Глава 28. По чужим надеждам не ходят в уличной обуви.

Глава XXVIII. По чужим надеждам не ходят в уличной обуви[1].


В мире, полном ненависти, нужно уметь надеяться.

В мире полном зла, нужно уметь прощать.

В мире, полном отчаяния, нужно уметь мечтать.

В мире, полном сомнений, нужно уметь верить.

Майкл Джексон


Вероника маялась в коридоре перед дверью кабинета, куда Егор впустил только Никиту. Сестренка пыталась настоять, но брат хмыкнул и сказал, что не ожидал от нее такого любопытства. Дескать, Никита снимет штаны для осмотра, неужели девочка так хочет на это посмотреть? Вероника вспыхнула до корней волос и от возмущения даже говорить не могла, стояла, сверлила брата взглядом, а тот, посмеиваясь, захлопнул перед ней дверь. Девочке ничего другого не оставалось, как сидеть в коридоре и ждать. Но не прошло и пятнадцати минут, Егор выглянул и позвал ее.

Он осматривал ее руки, что-то бормотал и выглядел очень серьезным. Ника осмотрелась. Никиты в кабинете не было.

— Да не вертись ты так! Ник сейчас на процедуре, — сказал Егор и поднял на сестру глаза.

— А я ничего не говорила! — тут же возмутилась Вероника.

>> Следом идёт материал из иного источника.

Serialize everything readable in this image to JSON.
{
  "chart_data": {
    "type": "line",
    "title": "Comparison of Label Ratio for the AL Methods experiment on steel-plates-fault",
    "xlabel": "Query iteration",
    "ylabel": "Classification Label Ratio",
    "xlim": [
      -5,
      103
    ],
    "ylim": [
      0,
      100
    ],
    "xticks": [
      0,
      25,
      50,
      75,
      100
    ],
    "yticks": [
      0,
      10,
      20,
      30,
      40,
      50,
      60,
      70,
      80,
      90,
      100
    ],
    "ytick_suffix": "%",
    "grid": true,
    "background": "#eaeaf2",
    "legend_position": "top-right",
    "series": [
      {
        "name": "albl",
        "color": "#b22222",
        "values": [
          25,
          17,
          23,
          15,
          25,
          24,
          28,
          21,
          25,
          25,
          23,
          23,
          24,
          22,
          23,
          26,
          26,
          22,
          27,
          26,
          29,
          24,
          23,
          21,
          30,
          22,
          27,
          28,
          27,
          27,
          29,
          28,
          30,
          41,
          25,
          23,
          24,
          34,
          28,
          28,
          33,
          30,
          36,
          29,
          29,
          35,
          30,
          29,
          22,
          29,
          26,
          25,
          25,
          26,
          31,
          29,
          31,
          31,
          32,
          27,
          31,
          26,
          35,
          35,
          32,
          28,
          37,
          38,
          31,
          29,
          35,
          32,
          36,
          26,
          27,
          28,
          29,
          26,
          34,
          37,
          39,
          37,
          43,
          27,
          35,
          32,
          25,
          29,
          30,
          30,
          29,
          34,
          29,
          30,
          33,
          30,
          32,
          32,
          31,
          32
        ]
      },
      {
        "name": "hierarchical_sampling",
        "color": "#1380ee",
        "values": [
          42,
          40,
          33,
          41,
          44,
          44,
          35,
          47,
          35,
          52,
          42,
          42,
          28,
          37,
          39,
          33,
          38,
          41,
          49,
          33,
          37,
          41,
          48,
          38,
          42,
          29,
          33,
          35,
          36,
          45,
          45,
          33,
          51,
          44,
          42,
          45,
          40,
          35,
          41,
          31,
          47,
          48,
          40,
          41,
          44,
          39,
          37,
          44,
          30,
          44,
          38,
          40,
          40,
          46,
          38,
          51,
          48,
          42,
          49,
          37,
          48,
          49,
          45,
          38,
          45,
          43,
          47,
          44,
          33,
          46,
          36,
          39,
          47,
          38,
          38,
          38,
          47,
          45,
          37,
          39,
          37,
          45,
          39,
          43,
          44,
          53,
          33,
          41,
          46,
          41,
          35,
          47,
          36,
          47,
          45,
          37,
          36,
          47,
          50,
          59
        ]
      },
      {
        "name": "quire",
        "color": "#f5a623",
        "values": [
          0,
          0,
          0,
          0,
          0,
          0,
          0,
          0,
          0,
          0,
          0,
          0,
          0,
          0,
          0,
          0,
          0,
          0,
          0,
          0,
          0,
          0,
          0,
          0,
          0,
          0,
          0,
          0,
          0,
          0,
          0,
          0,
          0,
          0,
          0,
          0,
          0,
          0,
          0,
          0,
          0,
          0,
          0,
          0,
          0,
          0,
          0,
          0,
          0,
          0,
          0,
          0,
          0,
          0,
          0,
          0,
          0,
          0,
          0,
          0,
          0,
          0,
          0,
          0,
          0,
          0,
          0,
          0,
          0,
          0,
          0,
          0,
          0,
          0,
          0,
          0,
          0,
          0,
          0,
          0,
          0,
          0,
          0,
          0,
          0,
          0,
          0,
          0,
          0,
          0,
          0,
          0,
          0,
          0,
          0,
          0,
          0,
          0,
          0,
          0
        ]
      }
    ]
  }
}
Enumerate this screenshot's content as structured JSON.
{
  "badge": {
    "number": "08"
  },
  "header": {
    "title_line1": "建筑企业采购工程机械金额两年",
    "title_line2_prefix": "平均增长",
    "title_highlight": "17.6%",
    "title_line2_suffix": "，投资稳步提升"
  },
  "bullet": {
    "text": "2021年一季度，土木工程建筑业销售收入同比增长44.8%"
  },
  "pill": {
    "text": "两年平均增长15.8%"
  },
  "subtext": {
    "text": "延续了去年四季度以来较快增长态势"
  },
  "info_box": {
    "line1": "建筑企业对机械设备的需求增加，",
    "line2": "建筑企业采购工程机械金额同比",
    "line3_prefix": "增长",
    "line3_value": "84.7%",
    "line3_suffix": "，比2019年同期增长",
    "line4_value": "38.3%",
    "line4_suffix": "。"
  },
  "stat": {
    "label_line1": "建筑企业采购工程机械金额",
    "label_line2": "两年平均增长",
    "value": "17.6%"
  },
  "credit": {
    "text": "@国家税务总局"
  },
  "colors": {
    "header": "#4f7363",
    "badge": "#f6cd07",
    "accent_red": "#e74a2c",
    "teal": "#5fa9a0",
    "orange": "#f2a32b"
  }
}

— Тише. Он спит и пусть спит. Лечение во время сна самое лучшее.

— Спит? Где?

Брат усмехнулся:

— А что? Посмотреть хочешь?

— При чем тут посмотреть? Просто как можно спать с иголками, я не понимаю.

— Наоборот! Человек расслабляется во сне и даже не чувствует иголок. Тебе давай-ка тоже воткнем парочку.

— А может, не надо?

— Надо, Федя, надо!

Брат стал готовить инструменты, и Ника старалась отвлечься от мысли о предстоящей процедуре.

— А как у него с ногой? Понимаешь, у него соревнования…

— Знаю, — ответил Егор и вновь сел за свой стол. — Тридцать первого. Серьезные соревнования. Региональные.

— Ну и…

— Что «ну и»? Ты от меня прогноза ждешь?

— Понимаешь… его тренер заменил другом.

— Другим, может?

— Нет. Именно другом. Вместо него будет прыгать Тимофей, но Ник…

— Ника. Тренер как врач. Ни один врач, ни один тренер не будет делать что-то просто так. Не заменит просто так одного спортсмена другим. Пойми, тренер тоже живет весь учебный год ради этого дня! Ему важно, чтобы его подопечный выступил и выступил хорошо! Тренер не поставил же тебя вместо Ника, он поставил другого спортсмена, может, и не такого хорошего, но подающего надежды. Того, кто оправдает доверие.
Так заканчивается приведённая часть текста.